CARSON — "Earthquakes are like the weather," says Archie Snow, paraphrasing Will Rogers. "Everybody talks about them, but nobody does anything."
Yet Snow, a Redondo Beach councilman and member of the county's Emergency Preparedness Commission, still believes that the talking is needed to motivate people to get ready for the big one that the experts say is likely to devastate parts of Southern California within the next couple of decades.
Last week he emceed another round of discussions on the awesome subject in Carson Community Hall. About 350 representatives of local governments and industry showed up to hear the familiar scenarios of catastrophes that will be triggered when the ground again buckles along the San Andreas Fault or at numerous other cracks in the Earth's crust.
One of those cracks runs from Inglewood to Newport Beach. In 1933 a temblor estimated at 6.3 on the Richter scale rumbled along the fault, causing massive damage in Long Beach, Wilmington, Carson, Compton and nearby areas.
Experts at the Carson seminar said there is a moderate to low probability that the Inglewood Fault will produce a quake of 7.5 on the Richter scale within the next 20 to 30 years, taking about 23,000 lives and causing up to $70 billion in property damage.
In the same time span there is a high probability--more than 50%--of a disastrous upheaval along the San Andreas Fault in the lower part of the state, according to Paul Flores, director of the Southern California Earthquake Preparedness Project.

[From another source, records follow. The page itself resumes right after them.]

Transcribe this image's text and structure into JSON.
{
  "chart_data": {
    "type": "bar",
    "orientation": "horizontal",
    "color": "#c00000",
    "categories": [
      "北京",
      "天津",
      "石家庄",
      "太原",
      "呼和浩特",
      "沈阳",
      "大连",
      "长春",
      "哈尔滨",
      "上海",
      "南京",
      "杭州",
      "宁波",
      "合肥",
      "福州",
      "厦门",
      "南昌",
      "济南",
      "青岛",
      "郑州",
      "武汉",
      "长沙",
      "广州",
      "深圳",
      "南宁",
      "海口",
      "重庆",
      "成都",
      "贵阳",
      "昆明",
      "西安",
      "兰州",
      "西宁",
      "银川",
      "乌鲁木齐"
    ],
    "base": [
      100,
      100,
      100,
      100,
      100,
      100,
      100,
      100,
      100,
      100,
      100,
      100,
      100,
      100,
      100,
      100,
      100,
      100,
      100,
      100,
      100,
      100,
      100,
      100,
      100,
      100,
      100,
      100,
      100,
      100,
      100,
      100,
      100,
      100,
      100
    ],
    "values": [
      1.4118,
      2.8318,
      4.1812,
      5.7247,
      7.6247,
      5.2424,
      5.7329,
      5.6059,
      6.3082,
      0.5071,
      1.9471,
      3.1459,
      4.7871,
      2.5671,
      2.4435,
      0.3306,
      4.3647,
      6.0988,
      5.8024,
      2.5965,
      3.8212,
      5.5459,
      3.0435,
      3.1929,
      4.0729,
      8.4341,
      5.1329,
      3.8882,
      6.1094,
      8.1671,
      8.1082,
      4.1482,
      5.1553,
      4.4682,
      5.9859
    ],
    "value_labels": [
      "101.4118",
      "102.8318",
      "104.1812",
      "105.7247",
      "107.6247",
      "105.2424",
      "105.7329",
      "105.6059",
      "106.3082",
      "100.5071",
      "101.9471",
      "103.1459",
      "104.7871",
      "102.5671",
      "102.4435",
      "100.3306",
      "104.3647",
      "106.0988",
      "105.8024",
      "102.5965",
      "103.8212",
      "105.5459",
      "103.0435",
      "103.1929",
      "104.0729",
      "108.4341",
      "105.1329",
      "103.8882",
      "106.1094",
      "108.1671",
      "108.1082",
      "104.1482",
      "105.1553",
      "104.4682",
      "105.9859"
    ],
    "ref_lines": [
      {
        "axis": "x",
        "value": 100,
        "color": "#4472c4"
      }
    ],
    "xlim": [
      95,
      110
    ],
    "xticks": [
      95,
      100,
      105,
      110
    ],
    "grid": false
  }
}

He said seismologists believe that major temblors along the fault occur on an average of every 140 years. If one measures from the last major quake in 1857--centered north of San Bernardino and estimated at more than 8 on the Richter scale--the likely time for the next big one is in 11 years, or 1997.
"But it could happen tomorrow," said Flores, an urban planner. "Or it might not happen for a number of decades. Unfortunately, we're still at a fairly primitive stage in our earthquake predictions."
Awareness of the South Bay's vulnerability appears to have been heightened by the Mexico City earthquake last September. A number of school districts, for example, staged emergency preparedness drills earlier this month.
"We're taking the danger very seriously," said Don Champlin, an administrator in the Redondo Beach City Elementary School District. "People realize that adequate preparations now can mean the difference between life and death."
Torrance Police Capt. Darrell Lanham said the Mexico City disaster, which killed at least 7,000, has increased interest in earthquake dangers in his city. He said Torrance has updated its emergency plans and hired a full-time employee last year to coordinate efforts with community groups. The city is also trying to find a way to bolster buildings that are considered unable to withstand a major quake.
The problem, Lanham said, is that interest in preparedness tends to wane with memories of the last disaster. "People get to thinking that it's never going to happen here," he said.
Progress on Predictions
Accurate earthquake predictions would go a long way toward dispelling such apathy, and experts at the Carson seminar said progress is being made on that front.
The most promising possibilities may emerge through an experiment in the Parkfield area of Central California, according to Robert Wallace, chief scientist with the U. S. Geological Survey's office of earthquakes, volcanoes and engineering.
He said scientists have been rigging that area with lasers and other high-tech devices to measure the slightest tilts and shifts that may precede an earthquake.
Parkfield is ideal for the experiment, Wallace said, because quakes have occurred there at relatively frequent and regular intervals--about every 22 years. If that average over the past century holds, the next Parkfield tremor will be in 1988, he said.
'Trap the Beast'
"The simple principle we're working with is that the Earth's crust must bend before it breaks," he said. "If we can trap the beast before it is unleashed, we may be able to apply what we learn to other earthquake-prone areas."
Government planners at the Carson seminar said they are following the Parkfield experiment closely in hopes that it will help them develop better approaches for dealing with earthquake emergencies.
"We are faced with some real dilemmas when the scientific community comes up with an earthquake prediction," said Richard Andrews of the Governor's Office of Emergency Services.
If the government ignores a prediction that later proves accurate, the quake will strike an unprepared populace, he said. On the other hand, "if we go around crying wolf too many times," he said, nobody will be listening when the big one finally comes.
To deal with the dilemma, Andrews said, public policy and scientific research should proceed on parallel tracks so that planners can make the best decision possible on when to sound the alarm.
"In the meantime," he said, "we should all be aware that an earthquake can happen anytime and in any place in California."